Aquella sombra de Berna
Todo se hace por una ilusión y contra una sombra. Los barcelonistas que vivimos bajo la sombra de aquella tarde aciaga en Berna, cuando el Benfica nos ganó la Copa de Europa al tiempo que morían Kennedy y Juan XXIII, combatíamos anteayer a favor de una ilusión y contra esa sombra.
Ahora ya todo es pasado, pero aquella sombra se agranda. Dicen que no hay nada más viejo que una ilusión perdida, o que un periódico (de papel) de ayer. Con respecto a esto último, basta con comprar el periódico de mañana, donde ya los adversarios habrán cesado sus burlas y donde se haya recompuesto de algún modo la figura doliente de los perdedores. Pero la sombra persiste, y persistirá siempre, porque las grandes ocasiones del fútbol enaltecen el símbolo, para lo bueno y para lo malo.
La parafernalia sentimental que había montado el Barça tenía que ver con esta sombra de la infamia que habita al club desde aquella derrota en Berna. Quizá ninguno de los contendientes que anteayer vestían de azulgrana tenían en su memoria juvenil ni una brizna de aquel desastre en el que Ramallets fue el portero más desafortunado del mundo.
Pero en la genética del equipo, en la propia melancolía de Pep Guardiola, se ha fabricado lentamente ese microcosmos perverso que advierte que siempre puede haber un Benfica que, ayudado por los palos y por la fortuna, puede hacer caer todos los sueños de revancha. Esa memoria es la que funcionó para que un Barça habitualmente sobrio, como su entrenador, se entregara a una gestualidad heroica que no le va; esos gestos apelaron a un heroísmo cuyas letras gruesas no se corresponden con el carácter del entrenador de Santpedor, pero ahí se estuvo construyendo, como si los jugadores fueran a Lepanto, o a Berna.
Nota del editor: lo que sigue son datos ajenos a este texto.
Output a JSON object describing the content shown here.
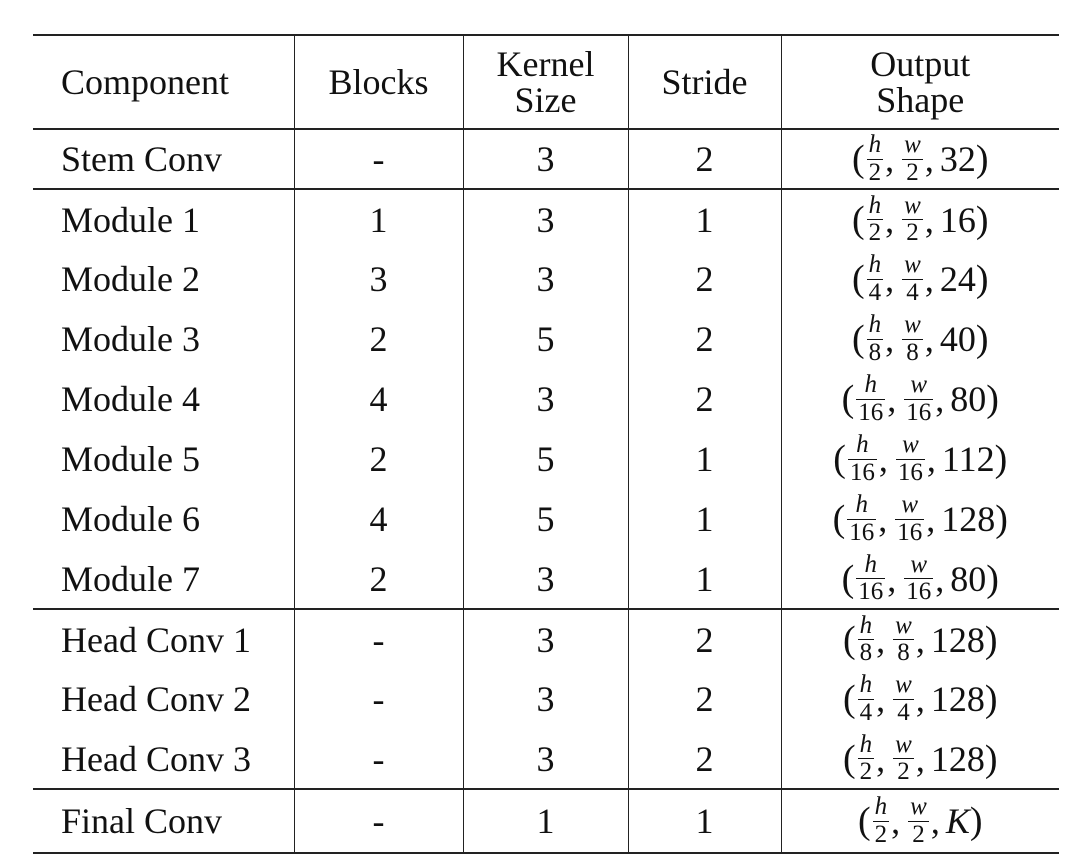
{
  "headers": {
    "component": "Component",
    "blocks": "Blocks",
    "kernel_line1": "Kernel",
    "kernel_line2": "Size",
    "stride": "Stride",
    "output_line1": "Output",
    "output_line2": "Shape"
  },
  "rows": [
    {
      "component": "Stem Conv",
      "blocks": "-",
      "kernel": "3",
      "stride": "2",
      "out_h_num": "h",
      "out_h_den": "2",
      "out_w_num": "w",
      "out_w_den": "2",
      "channels": "32"
    },
    {
      "component": "Module 1",
      "blocks": "1",
      "kernel": "3",
      "stride": "1",
      "out_h_num": "h",
      "out_h_den": "2",
      "out_w_num": "w",
      "out_w_den": "2",
      "channels": "16"
    },
    {
      "component": "Module 2",
      "blocks": "3",
      "kernel": "3",
      "stride": "2",
      "out_h_num": "h",
      "out_h_den": "4",
      "out_w_num": "w",
      "out_w_den": "4",
      "channels": "24"
    },
    {
      "component": "Module 3",
      "blocks": "2",
      "kernel": "5",
      "stride": "2",
      "out_h_num": "h",
      "out_h_den": "8",
      "out_w_num": "w",
      "out_w_den": "8",
      "channels": "40"
    },
    {
      "component": "Module 4",
      "blocks": "4",
      "kernel": "3",
      "stride": "2",
      "out_h_num": "h",
      "out_h_den": "16",
      "out_w_num": "w",
      "out_w_den": "16",
      "channels": "80"
    },
    {
      "component": "Module 5",
      "blocks": "2",
      "kernel": "5",
      "stride": "1",
      "out_h_num": "h",
      "out_h_den": "16",
      "out_w_num": "w",
      "out_w_den": "16",
      "channels": "112"
    },
    {
      "component": "Module 6",
      "blocks": "4",
      "kernel": "5",
      "stride": "1",
      "out_h_num": "h",
      "out_h_den": "16",
      "out_w_num": "w",
      "out_w_den": "16",
      "channels": "128"
    },
    {
      "component": "Module 7",
      "blocks": "2",
      "kernel": "3",
      "stride": "1",
      "out_h_num": "h",
      "out_h_den": "16",
      "out_w_num": "w",
      "out_w_den": "16",
      "channels": "80"
    },
    {
      "component": "Head Conv 1",
      "blocks": "-",
      "kernel": "3",
      "stride": "2",
      "out_h_num": "h",
      "out_h_den": "8",
      "out_w_num": "w",
      "out_w_den": "8",
      "channels": "128"
    },
    {
      "component": "Head Conv 2",
      "blocks": "-",
      "kernel": "3",
      "stride": "2",
      "out_h_num": "h",
      "out_h_den": "4",
      "out_w_num": "w",
      "out_w_den": "4",
      "channels": "128"
    },
    {
      "component": "Head Conv 3",
      "blocks": "-",
      "kernel": "3",
      "stride": "2",
      "out_h_num": "h",
      "out_h_den": "2",
      "out_w_num": "w",
      "out_w_den": "2",
      "channels": "128"
    },
    {
      "component": "Final Conv",
      "blocks": "-",
      "kernel": "1",
      "stride": "1",
      "out_h_num": "h",
      "out_h_den": "2",
      "out_w_num": "w",
      "out_w_den": "2",
      "channels": "K"
    }
  ],
  "symbols": {
    "open_paren": "(",
    "close_paren": ")",
    "comma": ","
  }
}
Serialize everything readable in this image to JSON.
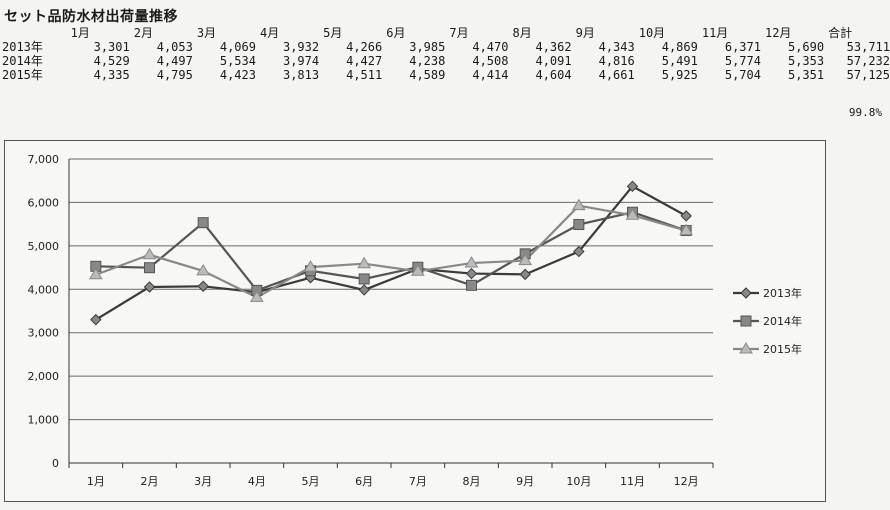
{
  "title": "セット品防水材出荷量推移",
  "table": {
    "columns": [
      "1月",
      "2月",
      "3月",
      "4月",
      "5月",
      "6月",
      "7月",
      "8月",
      "9月",
      "10月",
      "11月",
      "12月",
      "合計"
    ],
    "rows": [
      {
        "label": "2013年",
        "values": [
          "3,301",
          "4,053",
          "4,069",
          "3,932",
          "4,266",
          "3,985",
          "4,470",
          "4,362",
          "4,343",
          "4,869",
          "6,371",
          "5,690",
          "53,711"
        ]
      },
      {
        "label": "2014年",
        "values": [
          "4,529",
          "4,497",
          "5,534",
          "3,974",
          "4,427",
          "4,238",
          "4,508",
          "4,091",
          "4,816",
          "5,491",
          "5,774",
          "5,353",
          "57,232"
        ]
      },
      {
        "label": "2015年",
        "values": [
          "4,335",
          "4,795",
          "4,423",
          "3,813",
          "4,511",
          "4,589",
          "4,414",
          "4,604",
          "4,661",
          "5,925",
          "5,704",
          "5,351",
          "57,125"
        ]
      }
    ],
    "ratio": "99.8%"
  },
  "chart_data": {
    "type": "line",
    "categories": [
      "1月",
      "2月",
      "3月",
      "4月",
      "5月",
      "6月",
      "7月",
      "8月",
      "9月",
      "10月",
      "11月",
      "12月"
    ],
    "series": [
      {
        "name": "2013年",
        "marker": "diamond",
        "color": "#3a3a3a",
        "values": [
          3301,
          4053,
          4069,
          3932,
          4266,
          3985,
          4470,
          4362,
          4343,
          4869,
          6371,
          5690
        ]
      },
      {
        "name": "2014年",
        "marker": "square",
        "color": "#555555",
        "values": [
          4529,
          4497,
          5534,
          3974,
          4427,
          4238,
          4508,
          4091,
          4816,
          5491,
          5774,
          5353
        ]
      },
      {
        "name": "2015年",
        "marker": "triangle",
        "color": "#888888",
        "values": [
          4335,
          4795,
          4423,
          3813,
          4511,
          4589,
          4414,
          4604,
          4661,
          5925,
          5704,
          5351
        ]
      }
    ],
    "yticks": [
      "0",
      "1,000",
      "2,000",
      "3,000",
      "4,000",
      "5,000",
      "6,000",
      "7,000"
    ],
    "ylim": [
      0,
      7000
    ],
    "grid": true,
    "legend_position": "right"
  }
}
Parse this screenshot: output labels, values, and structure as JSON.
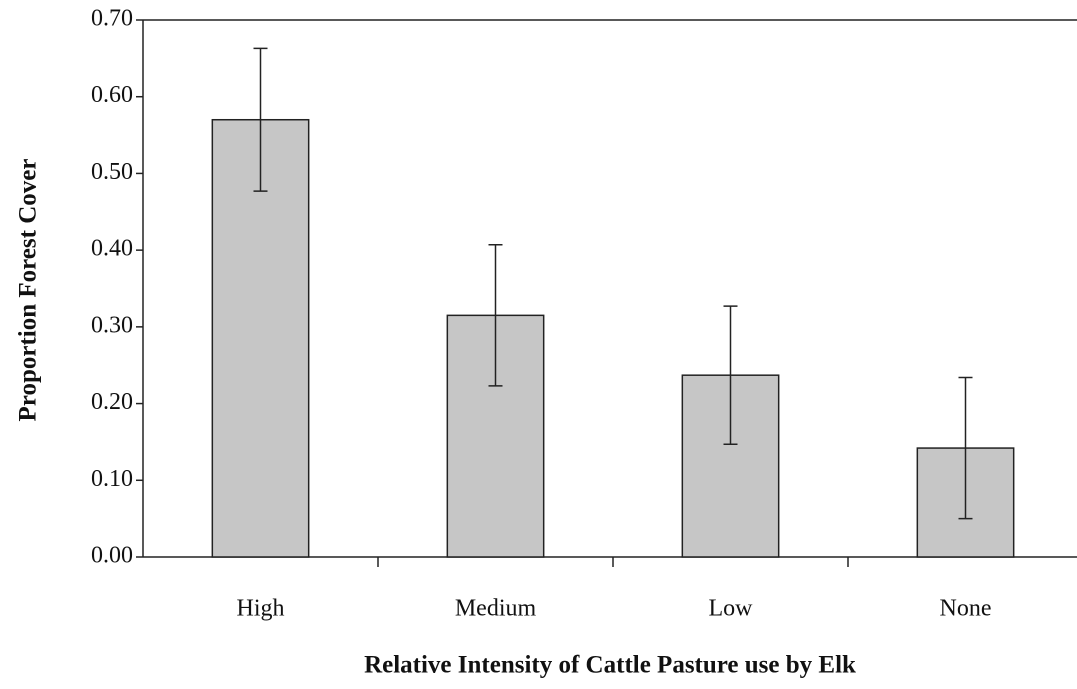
{
  "chart_data": {
    "type": "bar",
    "xlabel": "Relative Intensity of Cattle Pasture use by Elk",
    "ylabel": "Proportion Forest Cover",
    "categories": [
      "High",
      "Medium",
      "Low",
      "None"
    ],
    "values": [
      0.57,
      0.315,
      0.237,
      0.142
    ],
    "errors": [
      0.093,
      0.092,
      0.09,
      0.092
    ],
    "color": "#c6c6c6",
    "ylim": [
      0,
      0.7
    ],
    "yticks": [
      {
        "value": 0,
        "label": "0.00"
      },
      {
        "value": 0.1,
        "label": "0.10"
      },
      {
        "value": 0.2,
        "label": "0.20"
      },
      {
        "value": 0.3,
        "label": "0.30"
      },
      {
        "value": 0.4,
        "label": "0.40"
      },
      {
        "value": 0.5,
        "label": "0.50"
      },
      {
        "value": 0.6,
        "label": "0.60"
      },
      {
        "value": 0.7,
        "label": "0.70"
      }
    ],
    "grid": false
  }
}
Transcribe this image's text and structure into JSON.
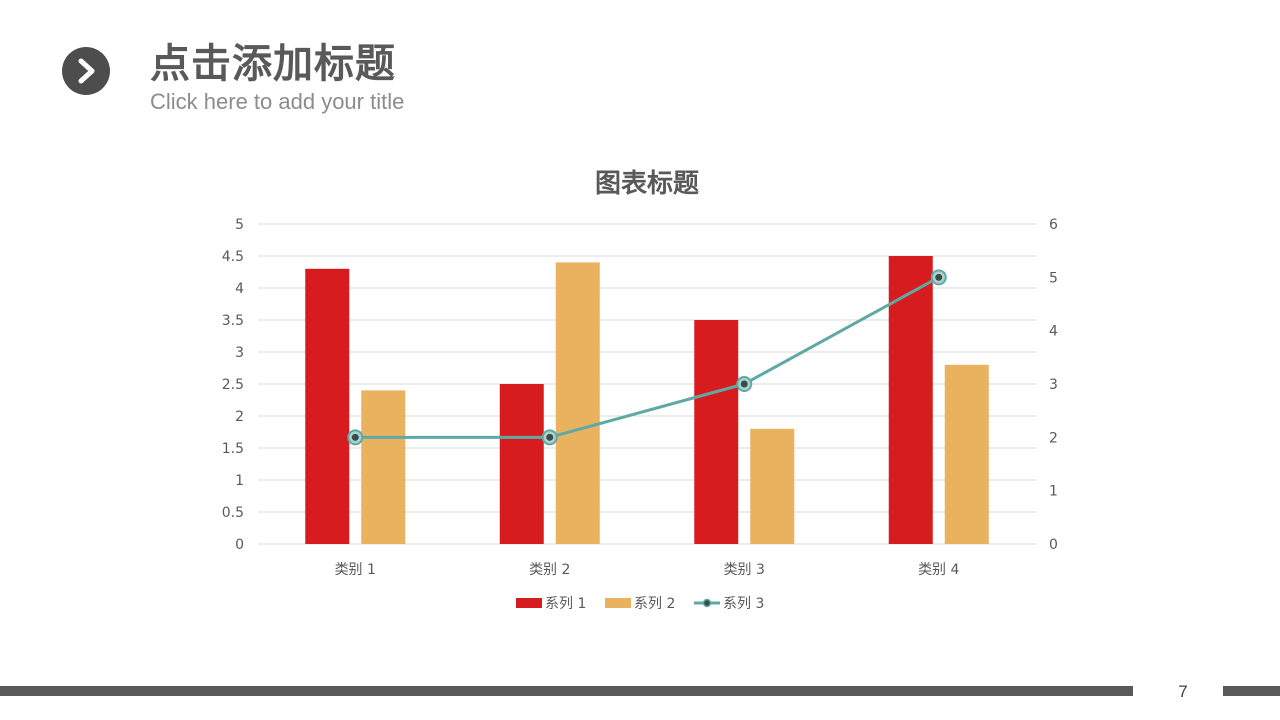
{
  "header": {
    "title": "点击添加标题",
    "subtitle": "Click here to add your title",
    "icon": "chevron-right-icon"
  },
  "colors": {
    "series1": "#d71c1f",
    "series2": "#e9b25f",
    "series3": "#5fa9a4",
    "marker": "#3d4a4a",
    "grid": "#d9d9d9",
    "text": "#595959",
    "footer": "#595959"
  },
  "chart_data": {
    "type": "bar",
    "title": "图表标题",
    "categories": [
      "类别 1",
      "类别 2",
      "类别 3",
      "类别 4"
    ],
    "series": [
      {
        "name": "系列 1",
        "type": "bar",
        "axis": "left",
        "values": [
          4.3,
          2.5,
          3.5,
          4.5
        ]
      },
      {
        "name": "系列 2",
        "type": "bar",
        "axis": "left",
        "values": [
          2.4,
          4.4,
          1.8,
          2.8
        ]
      },
      {
        "name": "系列 3",
        "type": "line",
        "axis": "right",
        "values": [
          2,
          2,
          3,
          5
        ]
      }
    ],
    "ylim": [
      0,
      5
    ],
    "yticks": [
      "0",
      "0.5",
      "1",
      "1.5",
      "2",
      "2.5",
      "3",
      "3.5",
      "4",
      "4.5",
      "5"
    ],
    "y2lim": [
      0,
      6
    ],
    "y2ticks": [
      "0",
      "1",
      "2",
      "3",
      "4",
      "5",
      "6"
    ],
    "grid": true,
    "legend": "bottom"
  },
  "footer": {
    "page_number": "7"
  }
}
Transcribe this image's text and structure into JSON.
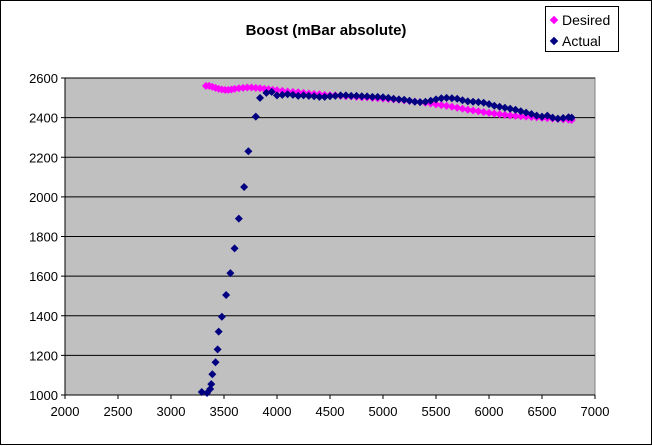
{
  "chart_data": {
    "type": "scatter",
    "title": "Boost (mBar absolute)",
    "xlabel": "",
    "ylabel": "",
    "xlim": [
      2000,
      7000
    ],
    "ylim": [
      1000,
      2600
    ],
    "x_ticks": [
      2000,
      2500,
      3000,
      3500,
      4000,
      4500,
      5000,
      5500,
      6000,
      6500,
      7000
    ],
    "y_ticks": [
      1000,
      1200,
      1400,
      1600,
      1800,
      2000,
      2200,
      2400,
      2600
    ],
    "grid": "horizontal",
    "plot_background": "#C0C0C0",
    "legend_position": "top-right",
    "series": [
      {
        "name": "Desired",
        "color": "#FF00FF",
        "marker": "diamond",
        "points": [
          [
            3330,
            2560
          ],
          [
            3360,
            2560
          ],
          [
            3390,
            2555
          ],
          [
            3420,
            2550
          ],
          [
            3450,
            2545
          ],
          [
            3480,
            2542
          ],
          [
            3510,
            2540
          ],
          [
            3540,
            2540
          ],
          [
            3570,
            2542
          ],
          [
            3600,
            2545
          ],
          [
            3640,
            2548
          ],
          [
            3680,
            2550
          ],
          [
            3720,
            2552
          ],
          [
            3760,
            2552
          ],
          [
            3800,
            2550
          ],
          [
            3840,
            2548
          ],
          [
            3880,
            2545
          ],
          [
            3920,
            2543
          ],
          [
            3960,
            2540
          ],
          [
            4000,
            2538
          ],
          [
            4050,
            2535
          ],
          [
            4100,
            2532
          ],
          [
            4150,
            2530
          ],
          [
            4200,
            2528
          ],
          [
            4250,
            2525
          ],
          [
            4300,
            2522
          ],
          [
            4350,
            2520
          ],
          [
            4400,
            2518
          ],
          [
            4450,
            2515
          ],
          [
            4500,
            2513
          ],
          [
            4550,
            2512
          ],
          [
            4600,
            2510
          ],
          [
            4650,
            2508
          ],
          [
            4700,
            2507
          ],
          [
            4750,
            2505
          ],
          [
            4800,
            2503
          ],
          [
            4850,
            2502
          ],
          [
            4900,
            2500
          ],
          [
            4950,
            2498
          ],
          [
            5000,
            2496
          ],
          [
            5050,
            2494
          ],
          [
            5100,
            2492
          ],
          [
            5150,
            2490
          ],
          [
            5200,
            2487
          ],
          [
            5250,
            2484
          ],
          [
            5300,
            2481
          ],
          [
            5350,
            2478
          ],
          [
            5400,
            2475
          ],
          [
            5450,
            2471
          ],
          [
            5500,
            2467
          ],
          [
            5550,
            2463
          ],
          [
            5600,
            2459
          ],
          [
            5650,
            2455
          ],
          [
            5700,
            2450
          ],
          [
            5750,
            2445
          ],
          [
            5800,
            2440
          ],
          [
            5850,
            2436
          ],
          [
            5900,
            2432
          ],
          [
            5950,
            2428
          ],
          [
            6000,
            2424
          ],
          [
            6050,
            2420
          ],
          [
            6100,
            2417
          ],
          [
            6150,
            2414
          ],
          [
            6200,
            2411
          ],
          [
            6250,
            2409
          ],
          [
            6300,
            2407
          ],
          [
            6350,
            2405
          ],
          [
            6400,
            2403
          ],
          [
            6450,
            2401
          ],
          [
            6500,
            2399
          ],
          [
            6550,
            2397
          ],
          [
            6600,
            2395
          ],
          [
            6650,
            2393
          ],
          [
            6700,
            2391
          ],
          [
            6750,
            2389
          ],
          [
            6780,
            2388
          ]
        ]
      },
      {
        "name": "Actual",
        "color": "#000080",
        "marker": "diamond",
        "points": [
          [
            3290,
            1015
          ],
          [
            3340,
            1010
          ],
          [
            3370,
            1030
          ],
          [
            3380,
            1055
          ],
          [
            3390,
            1105
          ],
          [
            3420,
            1165
          ],
          [
            3440,
            1230
          ],
          [
            3450,
            1320
          ],
          [
            3480,
            1395
          ],
          [
            3520,
            1505
          ],
          [
            3560,
            1615
          ],
          [
            3600,
            1740
          ],
          [
            3640,
            1890
          ],
          [
            3690,
            2050
          ],
          [
            3730,
            2230
          ],
          [
            3800,
            2405
          ],
          [
            3840,
            2500
          ],
          [
            3900,
            2525
          ],
          [
            3950,
            2530
          ],
          [
            4000,
            2512
          ],
          [
            4050,
            2515
          ],
          [
            4100,
            2518
          ],
          [
            4150,
            2515
          ],
          [
            4200,
            2510
          ],
          [
            4250,
            2512
          ],
          [
            4300,
            2510
          ],
          [
            4350,
            2508
          ],
          [
            4400,
            2505
          ],
          [
            4450,
            2505
          ],
          [
            4500,
            2508
          ],
          [
            4550,
            2510
          ],
          [
            4600,
            2512
          ],
          [
            4650,
            2512
          ],
          [
            4700,
            2510
          ],
          [
            4750,
            2510
          ],
          [
            4800,
            2508
          ],
          [
            4850,
            2507
          ],
          [
            4900,
            2505
          ],
          [
            4950,
            2505
          ],
          [
            5000,
            2503
          ],
          [
            5050,
            2500
          ],
          [
            5100,
            2495
          ],
          [
            5150,
            2492
          ],
          [
            5200,
            2490
          ],
          [
            5250,
            2485
          ],
          [
            5300,
            2480
          ],
          [
            5350,
            2478
          ],
          [
            5400,
            2480
          ],
          [
            5450,
            2485
          ],
          [
            5500,
            2492
          ],
          [
            5550,
            2498
          ],
          [
            5600,
            2500
          ],
          [
            5650,
            2498
          ],
          [
            5700,
            2495
          ],
          [
            5750,
            2488
          ],
          [
            5800,
            2482
          ],
          [
            5850,
            2480
          ],
          [
            5900,
            2478
          ],
          [
            5950,
            2475
          ],
          [
            6000,
            2468
          ],
          [
            6050,
            2460
          ],
          [
            6100,
            2455
          ],
          [
            6150,
            2450
          ],
          [
            6200,
            2445
          ],
          [
            6250,
            2440
          ],
          [
            6300,
            2432
          ],
          [
            6350,
            2425
          ],
          [
            6400,
            2418
          ],
          [
            6450,
            2410
          ],
          [
            6500,
            2405
          ],
          [
            6550,
            2410
          ],
          [
            6600,
            2400
          ],
          [
            6650,
            2395
          ],
          [
            6700,
            2398
          ],
          [
            6750,
            2402
          ],
          [
            6780,
            2400
          ]
        ]
      }
    ]
  }
}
Hasta que Guardiola mandó a parar y recordó que estas cosas son fútbol y se dirimen en el campo.
De todas las cosas de este partido la mejor fue esa, que Guardiola bajara el balón al terreno de juego. No había que glorificar (al revés) a Mourinho, que para más inri es tan portugués como el Benfica, ni había que poner al Inter donde está el Barça. Había que jugar al fútbol. Y eso hizo el equipo, ajeno a las bengalas del alma azulgrana, inflamado porque se le escapaba la vieja ilusión de ganarlo todo otra vez, como para seguir borrando la afrenta de Berna.
La ilusión es poderosa, pero se puede atascar en los meandros de lo posible, porque el otro equipo también juega, o porque no deja jugar. El resultado es que aquel Piqué que apeló a lo peor para conseguir lo mejor fue el único que rompió la virginidad de los italianos, pero el Barça se quedó a las puertas del heroísmo, con honor pero con melancolía.
Las ilusiones excesivas se sustituyen por las desilusiones, y el Barça había puesto el listón tan alto, era tanta la felicidad (como escribe Zubizarreta) que proporcionó en estos últimos tiempos, que parecía que hasta en este momento iba a ser capaz de llenar el vaso. Hay un poeta canario, José Luis Pernas, que tiene este verso: "Comprendo entonces que hay que buscarse una esperanza para seguir viviendo". Con el vaso demediado, eso es lo que el Barça ha de buscar para seguir combatiendo contra la sombra de Berna.